Foundries such as the Edinburgh Genome Foundry assemble fragments of synthetic DNA and send them to labs for testing in cells.

Edinburgh Genome Foundry, University of Edinburgh

In the next decade, medical science may finally advance cures for some of the most complex diseases that plague humanity. Many diseases are caused by mutations in the human genome, which can either be inherited from our parents (such as in cystic fibrosis), or acquired during life, such as most types of cancer. For some of these conditions, medical researchers have identified the exact mutations that lead to disease; but in many more, they're still seeking answers.
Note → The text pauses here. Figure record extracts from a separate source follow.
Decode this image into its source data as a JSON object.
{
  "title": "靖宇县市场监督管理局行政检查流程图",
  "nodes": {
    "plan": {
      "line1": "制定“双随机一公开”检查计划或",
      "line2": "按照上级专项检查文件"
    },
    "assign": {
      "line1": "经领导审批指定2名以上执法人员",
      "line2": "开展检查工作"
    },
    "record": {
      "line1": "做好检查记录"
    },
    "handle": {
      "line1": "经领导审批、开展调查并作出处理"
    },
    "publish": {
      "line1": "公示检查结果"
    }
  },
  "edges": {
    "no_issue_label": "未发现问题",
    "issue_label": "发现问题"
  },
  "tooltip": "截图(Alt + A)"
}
And without understanding the cause of a problem, it's pretty tough to find a cure.

We believe that a key enabling technology in this quest is a computer-aided design (CAD) program for genome editing, which our organization is launching this week at the Genome Project-write (GP-write) conference.
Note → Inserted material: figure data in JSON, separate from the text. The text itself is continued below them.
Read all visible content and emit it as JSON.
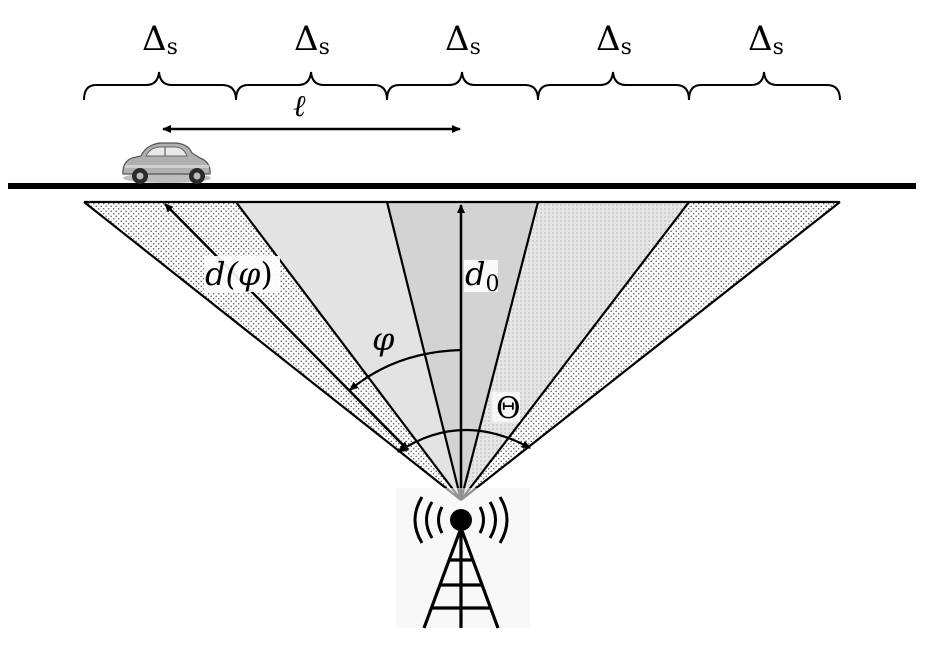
{
  "segment_labels": [
    "Δ",
    "Δ",
    "Δ",
    "Δ",
    "Δ"
  ],
  "segment_subscript": "s",
  "spacing_label": "ℓ",
  "distance_label": {
    "base": "d(",
    "var": "φ",
    "close": ")"
  },
  "d0_label": {
    "base": "d",
    "sub": "0"
  },
  "angle_phi_label": "φ",
  "angle_theta_label": "Θ",
  "colors": {
    "stroke": "#000000",
    "fill_dark": "#cfcfcf",
    "fill_mid": "#dcdcdc",
    "fill_light": "#e8e8e8",
    "dots": "#555555"
  },
  "icons": [
    "car-icon",
    "antenna-tower-icon",
    "radio-waves-icon"
  ]
}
With this CAD program, medical researchers will be able to quickly design hundreds of different genomes with any combination of mutations and send the genetic code to a company that manufactures strings of DNA. Those fragments of synthesized DNA can then be sent to a foundry for assembly, and finally to a lab where the designed genomes can be tested in cells. Based on how the cells grow, researchers can use the CAD program to iterate with a new batch of redesigned genomes, sharing data for collaborative efforts. Enabling fast redesign of thousands of variants can only be achieved through automation; at that scale, researchers just might identify the combinations of mutations that are causing genetic diseases. This is the first critical R&D step toward finding cures.